Eddie Cantor SOS Script, JDC Archives

I’m honored to be featured on the JDC Archives Blog today. I have explored the depths of their collection for many years and am thrilled that they invested so heavily in digitizing the whole of their archival materials. It’s a public assertion of the need for thoughtful engagement with digital objects and I’m thrilled that they see my work as a model for employing digital archives in the classroom and in research.

It’s rewarding for me to think about the many strings of my work – including historical research, Digital Humanities projects, and the daily work of building a DH community and Digital Scholarship center at UCSC – as interconnected. I feel very lucky to build space for Digital Jewish Studies at UC Santa Cruz – work that is made possible because Jewish communal groups and archives have recognized the value of digitization. Engaging students and the Jewish community at large in the practice of working with primary sources invites them into the process of writing history.

But, mostly, I’m excited to hear the Eddie Cantor ad for SOS from 1948 linked in the article. I vividly remember the day I found a set of ad scripts for SOS in the JDC archive. Before the collection was digitized, I sat for days with a pile of microfilm reels reading reports, memos, and newsletters from the SOS project. Supplies for Overseas Survivors (SOS) collected canned food, clothing, and other goods for three years and sent them directly to Jews in Displaced Persons camps across Europe. The project activated Jews and non-Jews around the country in direct support for the surviving Jews of Europe and the extensive public campaign supported my argument that American Jews learned about the Holocaust through their participation in American Jewish philanthropy. The scripts written for Eddie Cantor, Dick Powell, and Henry Fonda were a particularly rich find as they revealed how JDC transformed the needs of survivors in Europe into appeal narratives for American donors.

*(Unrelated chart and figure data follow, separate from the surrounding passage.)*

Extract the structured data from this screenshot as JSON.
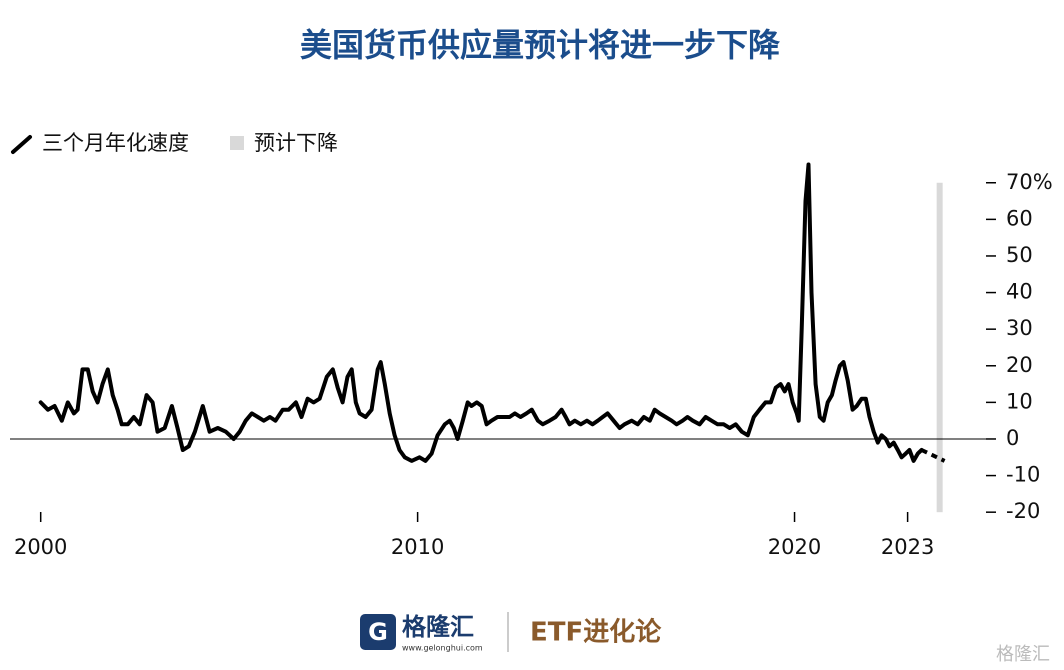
{
  "chart_data": {
    "type": "line",
    "title": "美国货币供应量预计将进一步下降",
    "series": [
      {
        "name": "三个月年化速度",
        "color": "#000000",
        "x": [
          2000.0,
          2000.19,
          2000.37,
          2000.56,
          2000.72,
          2000.88,
          2000.98,
          2001.11,
          2001.25,
          2001.38,
          2001.51,
          2001.64,
          2001.78,
          2001.91,
          2002.04,
          2002.15,
          2002.31,
          2002.47,
          2002.63,
          2002.81,
          2002.97,
          2003.1,
          2003.29,
          2003.48,
          2003.63,
          2003.77,
          2003.93,
          2004.09,
          2004.3,
          2004.48,
          2004.7,
          2004.91,
          2005.12,
          2005.28,
          2005.44,
          2005.6,
          2005.76,
          2005.92,
          2006.08,
          2006.23,
          2006.42,
          2006.58,
          2006.77,
          2006.92,
          2007.08,
          2007.24,
          2007.4,
          2007.59,
          2007.75,
          2007.88,
          2008.01,
          2008.14,
          2008.25,
          2008.36,
          2008.46,
          2008.62,
          2008.78,
          2008.94,
          2009.02,
          2009.13,
          2009.26,
          2009.39,
          2009.52,
          2009.66,
          2009.84,
          2010.05,
          2010.21,
          2010.37,
          2010.53,
          2010.72,
          2010.85,
          2010.96,
          2011.06,
          2011.2,
          2011.33,
          2011.43,
          2011.57,
          2011.7,
          2011.83,
          2011.96,
          2012.12,
          2012.28,
          2012.44,
          2012.58,
          2012.73,
          2012.89,
          2013.03,
          2013.19,
          2013.32,
          2013.5,
          2013.66,
          2013.82,
          2013.93,
          2014.03,
          2014.17,
          2014.33,
          2014.49,
          2014.64,
          2014.78,
          2014.91,
          2015.04,
          2015.2,
          2015.36,
          2015.49,
          2015.68,
          2015.84,
          2016.0,
          2016.16,
          2016.29,
          2016.42,
          2016.58,
          2016.74,
          2016.87,
          2017.03,
          2017.16,
          2017.3,
          2017.48,
          2017.64,
          2017.8,
          2017.96,
          2018.12,
          2018.28,
          2018.44,
          2018.6,
          2018.76,
          2018.92,
          2019.07,
          2019.23,
          2019.37,
          2019.5,
          2019.63,
          2019.74,
          2019.84,
          2019.95,
          2020.06,
          2020.11,
          2020.19,
          2020.29,
          2020.37,
          2020.45,
          2020.56,
          2020.67,
          2020.77,
          2020.88,
          2020.99,
          2021.09,
          2021.2,
          2021.3,
          2021.41,
          2021.54,
          2021.65,
          2021.78,
          2021.89,
          2021.99,
          2022.1,
          2022.21,
          2022.31,
          2022.42,
          2022.52,
          2022.63,
          2022.74,
          2022.84,
          2022.95,
          2023.05,
          2023.16,
          2023.27,
          2023.37
        ],
        "values": [
          10,
          8,
          9,
          5,
          10,
          7,
          8,
          19,
          19,
          13,
          10,
          15,
          19,
          12,
          8,
          4,
          4,
          6,
          4,
          12,
          10,
          2,
          3,
          9,
          3,
          -3,
          -2,
          2,
          9,
          2,
          3,
          2,
          0,
          2,
          5,
          7,
          6,
          5,
          6,
          5,
          8,
          8,
          10,
          6,
          11,
          10,
          11,
          17,
          19,
          14,
          10,
          17,
          19,
          10,
          7,
          6,
          8,
          19,
          21,
          15,
          7,
          1,
          -3,
          -5,
          -6,
          -5,
          -6,
          -4,
          1,
          4,
          5,
          3,
          0,
          5,
          10,
          9,
          10,
          9,
          4,
          5,
          6,
          6,
          6,
          7,
          6,
          7,
          8,
          5,
          4,
          5,
          6,
          8,
          6,
          4,
          5,
          4,
          5,
          4,
          5,
          6,
          7,
          5,
          3,
          4,
          5,
          4,
          6,
          5,
          8,
          7,
          6,
          5,
          4,
          5,
          6,
          5,
          4,
          6,
          5,
          4,
          4,
          3,
          4,
          2,
          1,
          6,
          8,
          10,
          10,
          14,
          15,
          13,
          15,
          10,
          7,
          5,
          30,
          65,
          75,
          40,
          15,
          6,
          5,
          10,
          12,
          16,
          20,
          21,
          16,
          8,
          9,
          11,
          11,
          6,
          2,
          -1,
          1,
          0,
          -2,
          -1,
          -3,
          -5,
          -4,
          -3,
          -6,
          -4,
          -3
        ]
      }
    ],
    "projection": {
      "x": [
        2023.37,
        2023.98
      ],
      "values": [
        -3,
        -6
      ]
    },
    "forecast": {
      "name": "预计下降",
      "color": "#d9d9d9",
      "x": 2023.85,
      "low": -20,
      "high": 70
    },
    "xlim": [
      1999,
      2025
    ],
    "xticks": [
      2000,
      2010,
      2020,
      2023
    ],
    "ylim": [
      -22,
      76
    ],
    "yticks": [
      -20,
      -10,
      0,
      10,
      20,
      30,
      40,
      50,
      60,
      {
        "value": 70,
        "label": "70%"
      }
    ],
    "zero_line": true
  },
  "footer": {
    "brand": "格隆汇",
    "url": "www.gelonghui.com",
    "channel": "ETF进化论",
    "watermark": "格隆汇"
  }
}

Hearing Eddie Cantor, as we can do now, is a thrill. Cantor was a passionate advocate for survivors after the war. He led campaigns for JDC, Hadassah, and UJA. He lent his name and his voice to numerous radio broadcasts and brought his famous friends along.

As I listen to this appeal, I wonder where I can send cans of milk today and how the history of refugee aid – so strongly documented in the JDC archive – should inform our response to today’s refugee crisis.